Janio de Freitas: Barbosa, Fux e Dirceu

Como, nos julgamentos, tantos possíveis indícios são elevados pela vontade a provas irrefutáveis, estão disponíveis modernos indutores de sono.

Saiu na Folha (*) artigo de Janio de Freitas:

 

A pedidos

Além do guitarrista, cantor, praticante de jiu-jitsu e ministro Luiz Fux, outro dos integrantes do Supremo Tribunal Federal recorreu em pessoa a José Dirceu para favorecê-lo na indicação ao tribunal. Restaram duas diferenças entre as nomeações alcançadas. Mas logo extintas na prática dos votos trazidos pelos nomeados.

O ministro Luiz Fux diz-se convicto, como se viu na esplêndida entrevista/reportagem feita por Mônica Bergamo, de que José Dirceu o ouviu, mas não o apoiou. Vale a convicção declarada, embora incerta.
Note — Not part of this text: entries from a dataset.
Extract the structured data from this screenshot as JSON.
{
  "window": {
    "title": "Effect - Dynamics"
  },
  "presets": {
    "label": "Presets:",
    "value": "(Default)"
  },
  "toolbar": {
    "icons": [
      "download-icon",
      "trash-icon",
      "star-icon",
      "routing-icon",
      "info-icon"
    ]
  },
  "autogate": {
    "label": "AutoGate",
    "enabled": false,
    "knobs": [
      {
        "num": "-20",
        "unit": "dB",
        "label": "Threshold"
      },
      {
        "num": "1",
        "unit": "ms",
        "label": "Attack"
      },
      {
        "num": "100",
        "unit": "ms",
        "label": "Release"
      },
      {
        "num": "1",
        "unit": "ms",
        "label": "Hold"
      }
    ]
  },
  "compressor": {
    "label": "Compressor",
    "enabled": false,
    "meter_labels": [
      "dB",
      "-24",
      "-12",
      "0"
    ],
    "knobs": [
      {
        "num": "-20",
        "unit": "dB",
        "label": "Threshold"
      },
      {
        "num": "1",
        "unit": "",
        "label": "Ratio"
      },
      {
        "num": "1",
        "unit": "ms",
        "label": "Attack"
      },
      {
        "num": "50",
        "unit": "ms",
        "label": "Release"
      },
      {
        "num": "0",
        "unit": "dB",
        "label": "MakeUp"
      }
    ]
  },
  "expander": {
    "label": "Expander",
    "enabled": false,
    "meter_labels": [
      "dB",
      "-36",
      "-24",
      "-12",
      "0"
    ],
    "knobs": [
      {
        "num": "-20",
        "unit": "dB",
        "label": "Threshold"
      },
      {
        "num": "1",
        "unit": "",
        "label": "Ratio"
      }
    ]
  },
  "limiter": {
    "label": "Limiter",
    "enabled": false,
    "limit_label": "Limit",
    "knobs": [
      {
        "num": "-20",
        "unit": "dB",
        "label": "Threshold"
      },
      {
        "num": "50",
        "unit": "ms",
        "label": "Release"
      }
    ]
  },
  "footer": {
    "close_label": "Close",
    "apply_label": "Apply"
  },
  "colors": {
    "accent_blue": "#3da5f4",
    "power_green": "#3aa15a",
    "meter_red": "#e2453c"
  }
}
À época em que foi procurado, José Dirceu já era réu no processo do mensalão. E vicejava, por aquela altura, uma outra convicção: a de que Luiz Fux emitira sinais contrários à condenação de Dirceu.

No outro caso, o apoio de José Dirceu não foi posto sob ressalvas. A rigor, nem foi reconhecido ou negado por quem o buscou. Assim como disse para uma de suas condenações a Dirceu, o ministro Joaquim Barbosa “não pode ter deixado de saber” que sua procura pelo apoio já deixou de ser segredo.

O advogado Antonio Carlos de Almeida Castro, chamado de Kakay, confirma e conta com os devidos pormenores que o então procurador Joaquim Barbosa lhe pediu para levá-lo a José Dirceu. E Dirceu, por sua vez, tanto confirma haver recebido Joaquim Barbosa como o motivo da conversa. E nem sequer insinua que lhe tenha negado apoio quando da escolha final por Lula.

Se houve, a diferença de trampolins anulou-se no pouso. Nas votações, o cantor-ministro faz uma espécie de “back voice” dos votos entoados pelo ministro Joaquim Barbosa, cantores da mesma música. Ainda bem que desacompanhada dos acordes para lá de primários, na luta de Luiz Fux com a guitarra.

A partir do relato de Almeida Castro chega-se a uma consonância mais fértil. Aquele Joaquim Barbosa do recurso a José Dirceu é o que defendeu, há pouco, no seu discurso de posse como presidente do Supremo, que as carreiras de magistrado se desliguem da relação com políticos. Pelo sistema em vigor, são os políticos quem os eleva no decorrer da magistratura.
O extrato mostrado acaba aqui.